I think it's very irresponsible for reviewers to include synthetic benchmarks (like memory bandwidth, ALU throughput, etc). These benchmarks are extremely sensitive to microarchitecture details, and often you'll find that the code has been optimized for some processors but not others.
Originally posted by: Fox5
More likely laziness than intentional. At the time the benchmark was made, it was probably easiest to decide on optimizations (such as SSE) based on cpu identification. Perhaps all Intel cpus sold at the same support SSE2, whereas AMD was limited to SSE/3dnow, and everything else wasn't worth bothering with.
That has never been the case. The CPUID instruction returns feature bits that software is supposed to use to determine whether or not a given instruction set extension (e.g. SSE3) is supported by the processor.
That said, there is still a possibility that this wasn't malicious - the PCMark developers might have written codepaths that were optimized for each vendor's architecture regardless of the supported instructions. Each code sequence has different performance characteristics under each architecture, so it may be that AMD and Intel are given different SSE2 codepaths.... or that one vendor's implementation of SSE3 doesn't buy as much speedup so older instructions are used instead. In this case, we would see see a particularly strong effect because the performance characteristics of Nano are drastically different from the previous Via processors, and much more similar to AMD/Intel processors (since Nano finally supports out of order execution). Code optimized for narrow-issue in-order processors is
not going to be optimal compared to code optimized for a wide out of order processor, regardless of the vendor / microarchitectural details.
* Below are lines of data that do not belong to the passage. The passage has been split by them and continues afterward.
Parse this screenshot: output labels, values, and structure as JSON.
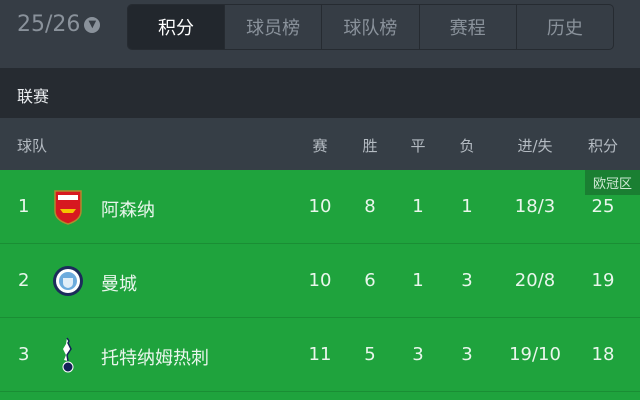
{
  "season": {
    "label": "25/26",
    "icon": "chevron-down-icon"
  },
  "tabs": [
    {
      "label": "积分",
      "active": true
    },
    {
      "label": "球员榜"
    },
    {
      "label": "球队榜"
    },
    {
      "label": "赛程"
    },
    {
      "label": "历史"
    }
  ],
  "league": "联赛",
  "columns": {
    "team": "球队",
    "played": "赛",
    "won": "胜",
    "drawn": "平",
    "lost": "负",
    "goals": "进/失",
    "points": "积分"
  },
  "rows": [
    {
      "rank": "1",
      "team": "阿森纳",
      "played": "10",
      "won": "8",
      "drawn": "1",
      "lost": "1",
      "goals": "18/3",
      "points": "25",
      "zone": "欧冠区",
      "badge": "arsenal-badge-icon"
    },
    {
      "rank": "2",
      "team": "曼城",
      "played": "10",
      "won": "6",
      "drawn": "1",
      "lost": "3",
      "goals": "20/8",
      "points": "19",
      "badge": "man-city-badge-icon"
    },
    {
      "rank": "3",
      "team": "托特纳姆热刺",
      "played": "11",
      "won": "5",
      "drawn": "3",
      "lost": "3",
      "goals": "19/10",
      "points": "18",
      "badge": "tottenham-badge-icon"
    }
  ],
  "colors": {
    "green": "#1fa33d",
    "dark": "#262b31",
    "header": "#363d45"
  }
}
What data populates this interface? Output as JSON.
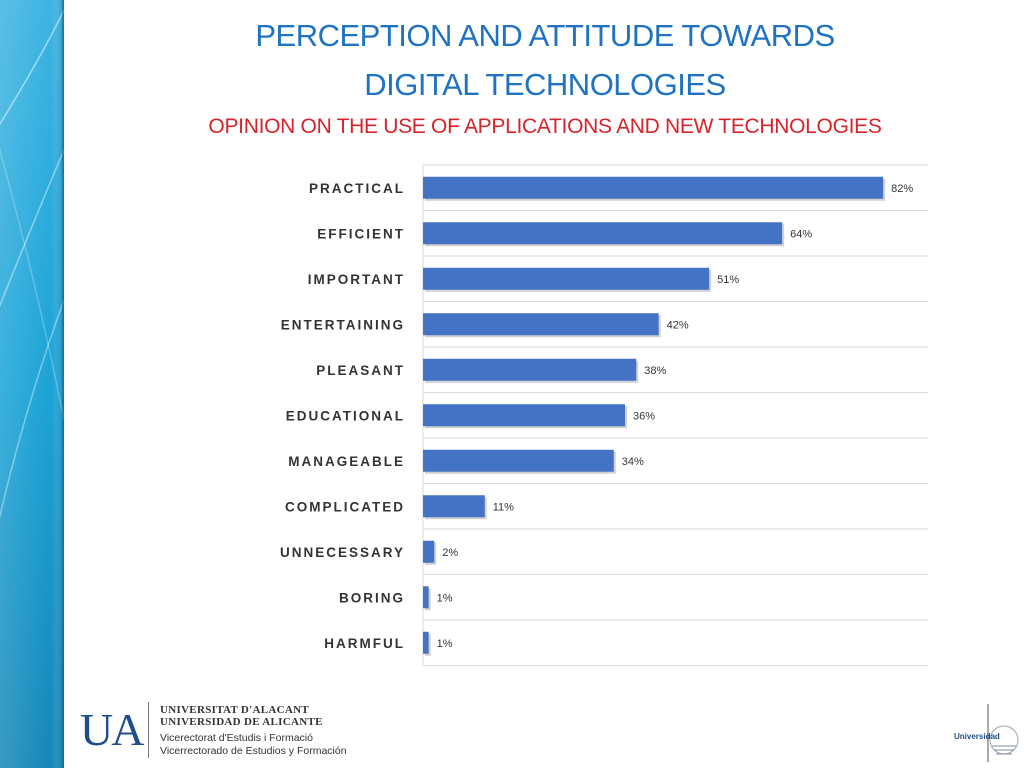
{
  "header": {
    "title_line1": "PERCEPTION AND ATTITUDE TOWARDS",
    "title_line2": "DIGITAL TECHNOLOGIES",
    "subtitle": "OPINION ON THE USE OF APPLICATIONS AND NEW TECHNOLOGIES"
  },
  "colors": {
    "title": "#1f73c2",
    "subtitle": "#d8232a",
    "bar": "#4472c4",
    "side_band": "#1aa3d6"
  },
  "chart_data": {
    "type": "bar",
    "orientation": "horizontal",
    "title": "OPINION ON THE USE OF APPLICATIONS AND NEW TECHNOLOGIES",
    "categories": [
      "PRACTICAL",
      "EFFICIENT",
      "IMPORTANT",
      "ENTERTAINING",
      "PLEASANT",
      "EDUCATIONAL",
      "MANAGEABLE",
      "COMPLICATED",
      "UNNECESSARY",
      "BORING",
      "HARMFUL"
    ],
    "values": [
      82,
      64,
      51,
      42,
      38,
      36,
      34,
      11,
      2,
      1,
      1
    ],
    "value_labels": [
      "82%",
      "64%",
      "51%",
      "42%",
      "38%",
      "36%",
      "34%",
      "11%",
      "2%",
      "1%",
      "1%"
    ],
    "xlim": [
      0,
      90
    ],
    "unit": "%",
    "grid": "horizontal row separators",
    "legend": "none"
  },
  "footer": {
    "logo_mark": "UA",
    "university_name_1": "UNIVERSITAT D'ALACANT",
    "university_name_2": "UNIVERSIDAD DE ALICANTE",
    "vice_rectorate_1": "Vicerectorat d'Estudis i Formació",
    "vice_rectorate_2": "Vicerrectorado de Estudios y Formación",
    "emblem_text": "Universidad"
  }
}
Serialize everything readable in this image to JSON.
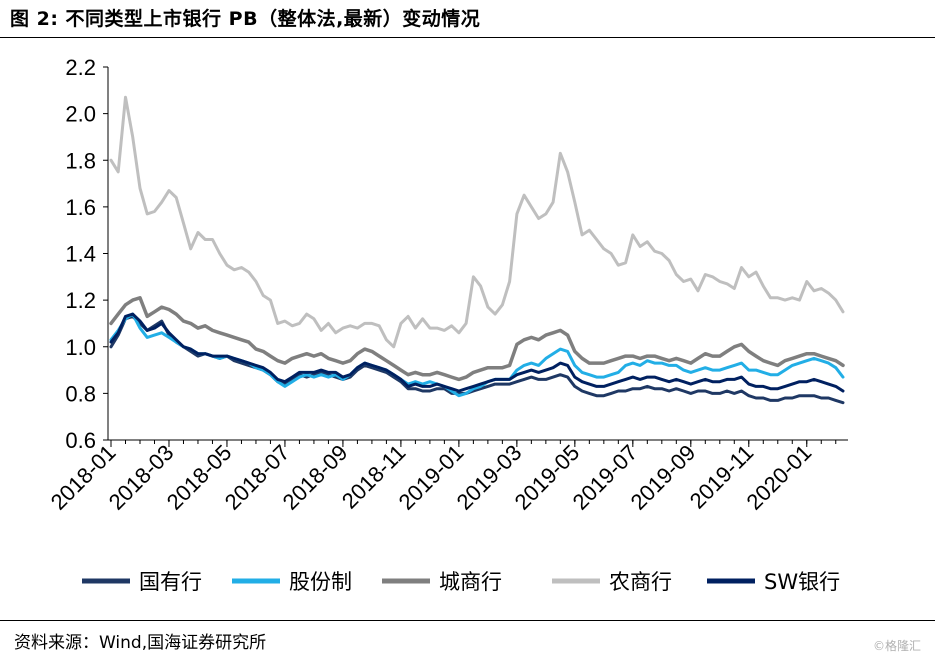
{
  "header": {
    "title": "图 2:  不同类型上市银行 PB（整体法,最新）变动情况"
  },
  "footer": {
    "source": "资料来源：Wind,国海证券研究所",
    "watermark": "©格隆汇"
  },
  "chart_data": {
    "type": "line",
    "title": "图 2:  不同类型上市银行 PB（整体法,最新）变动情况",
    "xlabel": "",
    "ylabel": "",
    "ylim": [
      0.6,
      2.2
    ],
    "yticks": [
      "0.6",
      "0.8",
      "1.0",
      "1.2",
      "1.4",
      "1.6",
      "1.8",
      "2.0",
      "2.2"
    ],
    "xticks": [
      "2018-01",
      "2018-03",
      "2018-05",
      "2018-07",
      "2018-09",
      "2018-11",
      "2019-01",
      "2019-03",
      "2019-05",
      "2019-07",
      "2019-09",
      "2019-11",
      "2020-01"
    ],
    "grid": false,
    "legend_position": "bottom",
    "x": [
      "2018-01",
      "2018-01",
      "2018-01",
      "2018-01",
      "2018-02",
      "2018-02",
      "2018-02",
      "2018-02",
      "2018-03",
      "2018-03",
      "2018-03",
      "2018-03",
      "2018-04",
      "2018-04",
      "2018-04",
      "2018-04",
      "2018-05",
      "2018-05",
      "2018-05",
      "2018-05",
      "2018-06",
      "2018-06",
      "2018-06",
      "2018-06",
      "2018-07",
      "2018-07",
      "2018-07",
      "2018-07",
      "2018-08",
      "2018-08",
      "2018-08",
      "2018-08",
      "2018-09",
      "2018-09",
      "2018-09",
      "2018-09",
      "2018-10",
      "2018-10",
      "2018-10",
      "2018-10",
      "2018-11",
      "2018-11",
      "2018-11",
      "2018-11",
      "2018-12",
      "2018-12",
      "2018-12",
      "2018-12",
      "2019-01",
      "2019-01",
      "2019-01",
      "2019-01",
      "2019-02",
      "2019-02",
      "2019-02",
      "2019-02",
      "2019-03",
      "2019-03",
      "2019-03",
      "2019-03",
      "2019-04",
      "2019-04",
      "2019-04",
      "2019-04",
      "2019-05",
      "2019-05",
      "2019-05",
      "2019-05",
      "2019-06",
      "2019-06",
      "2019-06",
      "2019-06",
      "2019-07",
      "2019-07",
      "2019-07",
      "2019-07",
      "2019-08",
      "2019-08",
      "2019-08",
      "2019-08",
      "2019-09",
      "2019-09",
      "2019-09",
      "2019-09",
      "2019-10",
      "2019-10",
      "2019-10",
      "2019-10",
      "2019-11",
      "2019-11",
      "2019-11",
      "2019-11",
      "2019-12",
      "2019-12",
      "2019-12",
      "2019-12",
      "2020-01",
      "2020-01",
      "2020-01",
      "2020-01",
      "2020-02",
      "2020-02"
    ],
    "series": [
      {
        "name": "国有行",
        "color": "#1f3864",
        "values": [
          1.0,
          1.05,
          1.12,
          1.13,
          1.1,
          1.07,
          1.09,
          1.11,
          1.05,
          1.02,
          1.0,
          0.98,
          0.96,
          0.97,
          0.96,
          0.95,
          0.96,
          0.94,
          0.93,
          0.92,
          0.91,
          0.9,
          0.88,
          0.85,
          0.84,
          0.86,
          0.88,
          0.87,
          0.88,
          0.89,
          0.88,
          0.87,
          0.86,
          0.87,
          0.9,
          0.92,
          0.91,
          0.9,
          0.89,
          0.87,
          0.85,
          0.82,
          0.82,
          0.81,
          0.81,
          0.82,
          0.82,
          0.8,
          0.8,
          0.8,
          0.81,
          0.82,
          0.83,
          0.84,
          0.84,
          0.84,
          0.85,
          0.86,
          0.87,
          0.86,
          0.86,
          0.87,
          0.88,
          0.87,
          0.83,
          0.81,
          0.8,
          0.79,
          0.79,
          0.8,
          0.81,
          0.81,
          0.82,
          0.82,
          0.83,
          0.82,
          0.82,
          0.81,
          0.82,
          0.81,
          0.8,
          0.81,
          0.81,
          0.8,
          0.8,
          0.81,
          0.8,
          0.81,
          0.79,
          0.78,
          0.78,
          0.77,
          0.77,
          0.78,
          0.78,
          0.79,
          0.79,
          0.79,
          0.78,
          0.78,
          0.77,
          0.76
        ]
      },
      {
        "name": "股份制",
        "color": "#22aee6",
        "values": [
          1.03,
          1.07,
          1.12,
          1.14,
          1.08,
          1.04,
          1.05,
          1.06,
          1.04,
          1.02,
          1.0,
          0.99,
          0.97,
          0.97,
          0.96,
          0.95,
          0.96,
          0.95,
          0.94,
          0.93,
          0.91,
          0.9,
          0.88,
          0.85,
          0.83,
          0.85,
          0.87,
          0.88,
          0.87,
          0.88,
          0.87,
          0.88,
          0.86,
          0.88,
          0.91,
          0.93,
          0.92,
          0.91,
          0.9,
          0.88,
          0.86,
          0.84,
          0.85,
          0.84,
          0.85,
          0.84,
          0.83,
          0.81,
          0.79,
          0.8,
          0.82,
          0.83,
          0.85,
          0.86,
          0.86,
          0.86,
          0.9,
          0.92,
          0.93,
          0.92,
          0.95,
          0.97,
          0.99,
          0.98,
          0.92,
          0.89,
          0.88,
          0.87,
          0.87,
          0.88,
          0.89,
          0.92,
          0.93,
          0.92,
          0.94,
          0.93,
          0.93,
          0.92,
          0.92,
          0.9,
          0.89,
          0.9,
          0.91,
          0.9,
          0.9,
          0.91,
          0.92,
          0.93,
          0.9,
          0.9,
          0.89,
          0.88,
          0.88,
          0.9,
          0.92,
          0.93,
          0.94,
          0.95,
          0.94,
          0.93,
          0.91,
          0.87
        ]
      },
      {
        "name": "城商行",
        "color": "#7f7f7f",
        "values": [
          1.1,
          1.14,
          1.18,
          1.2,
          1.21,
          1.13,
          1.15,
          1.17,
          1.16,
          1.14,
          1.11,
          1.1,
          1.08,
          1.09,
          1.07,
          1.06,
          1.05,
          1.04,
          1.03,
          1.02,
          0.99,
          0.98,
          0.96,
          0.94,
          0.93,
          0.95,
          0.96,
          0.97,
          0.96,
          0.97,
          0.95,
          0.94,
          0.93,
          0.94,
          0.97,
          0.99,
          0.98,
          0.96,
          0.94,
          0.92,
          0.9,
          0.88,
          0.89,
          0.88,
          0.88,
          0.89,
          0.88,
          0.87,
          0.86,
          0.87,
          0.89,
          0.9,
          0.91,
          0.91,
          0.91,
          0.92,
          1.01,
          1.03,
          1.04,
          1.03,
          1.05,
          1.06,
          1.07,
          1.05,
          0.98,
          0.95,
          0.93,
          0.93,
          0.93,
          0.94,
          0.95,
          0.96,
          0.96,
          0.95,
          0.96,
          0.96,
          0.95,
          0.94,
          0.95,
          0.94,
          0.93,
          0.95,
          0.97,
          0.96,
          0.96,
          0.98,
          1.0,
          1.01,
          0.98,
          0.96,
          0.94,
          0.93,
          0.92,
          0.94,
          0.95,
          0.96,
          0.97,
          0.97,
          0.96,
          0.95,
          0.94,
          0.92
        ]
      },
      {
        "name": "农商行",
        "color": "#bfbfbf",
        "values": [
          1.8,
          1.75,
          2.07,
          1.9,
          1.68,
          1.57,
          1.58,
          1.62,
          1.67,
          1.64,
          1.53,
          1.42,
          1.49,
          1.46,
          1.46,
          1.4,
          1.35,
          1.33,
          1.34,
          1.32,
          1.28,
          1.22,
          1.2,
          1.1,
          1.11,
          1.09,
          1.1,
          1.14,
          1.12,
          1.07,
          1.1,
          1.06,
          1.08,
          1.09,
          1.08,
          1.1,
          1.1,
          1.09,
          1.03,
          1.0,
          1.1,
          1.13,
          1.08,
          1.12,
          1.08,
          1.08,
          1.07,
          1.09,
          1.06,
          1.1,
          1.3,
          1.26,
          1.17,
          1.14,
          1.18,
          1.28,
          1.57,
          1.65,
          1.6,
          1.55,
          1.57,
          1.62,
          1.83,
          1.75,
          1.62,
          1.48,
          1.5,
          1.46,
          1.42,
          1.4,
          1.35,
          1.36,
          1.48,
          1.43,
          1.45,
          1.41,
          1.4,
          1.37,
          1.31,
          1.28,
          1.29,
          1.24,
          1.31,
          1.3,
          1.28,
          1.27,
          1.25,
          1.34,
          1.3,
          1.32,
          1.26,
          1.21,
          1.21,
          1.2,
          1.21,
          1.2,
          1.28,
          1.24,
          1.25,
          1.23,
          1.2,
          1.15
        ]
      },
      {
        "name": "SW银行",
        "color": "#002060",
        "values": [
          1.02,
          1.06,
          1.13,
          1.14,
          1.11,
          1.07,
          1.08,
          1.1,
          1.06,
          1.03,
          1.0,
          0.99,
          0.97,
          0.97,
          0.96,
          0.96,
          0.96,
          0.95,
          0.94,
          0.93,
          0.92,
          0.91,
          0.89,
          0.86,
          0.85,
          0.87,
          0.89,
          0.89,
          0.89,
          0.9,
          0.89,
          0.89,
          0.87,
          0.88,
          0.91,
          0.93,
          0.92,
          0.91,
          0.9,
          0.88,
          0.86,
          0.83,
          0.84,
          0.83,
          0.83,
          0.84,
          0.83,
          0.82,
          0.81,
          0.82,
          0.83,
          0.84,
          0.85,
          0.86,
          0.86,
          0.86,
          0.88,
          0.89,
          0.9,
          0.89,
          0.9,
          0.91,
          0.93,
          0.92,
          0.87,
          0.85,
          0.84,
          0.83,
          0.83,
          0.84,
          0.85,
          0.86,
          0.87,
          0.86,
          0.87,
          0.87,
          0.86,
          0.85,
          0.86,
          0.85,
          0.84,
          0.85,
          0.86,
          0.85,
          0.85,
          0.86,
          0.86,
          0.87,
          0.84,
          0.83,
          0.83,
          0.82,
          0.82,
          0.83,
          0.84,
          0.85,
          0.85,
          0.86,
          0.85,
          0.84,
          0.83,
          0.81
        ]
      }
    ]
  }
}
This particular case may be different from the Intel compiler maliciousness that was seen a few years ago, where non-Intel CPUs
never got an SSE codepath. In this case, the PCMark developers may have optimized for existing Via CPUs, but not yet optimized for Nano; in Intel's case they simply deoptimized 100% when a non-Intel CPU was used. It's also possible that Via was getting some generic codepath that still used SSE instructions but wasn't specifically optimized for any architecture, and it turns out that Nano looks enough like the AMD/Intel microarchitectures that code optimized for either of them runs pretty fast.
This is primarily a problem with "highly optimized" code - it's highly optimized
for a given microarchitecture and may perform poorly on a different microarchitecture, even though the second microarchitecture may be "better" in general. K8 trashes Core 2 on
this code sequence because that sequence of instructions is perfectly optimized for K8's available resources. It would be simple to write a small program that shows Core2 in a good light against K8; it's probably possible to write something that even makes Via Nano look very good (Nano's FP execution latency is very low, so a dependent chain of FP operations would probably be relatively fast on Nano clock-for-clock).
Did anybody else notice that nobody compared Nano to mainstream processors? Did Via force reviewers not to do that?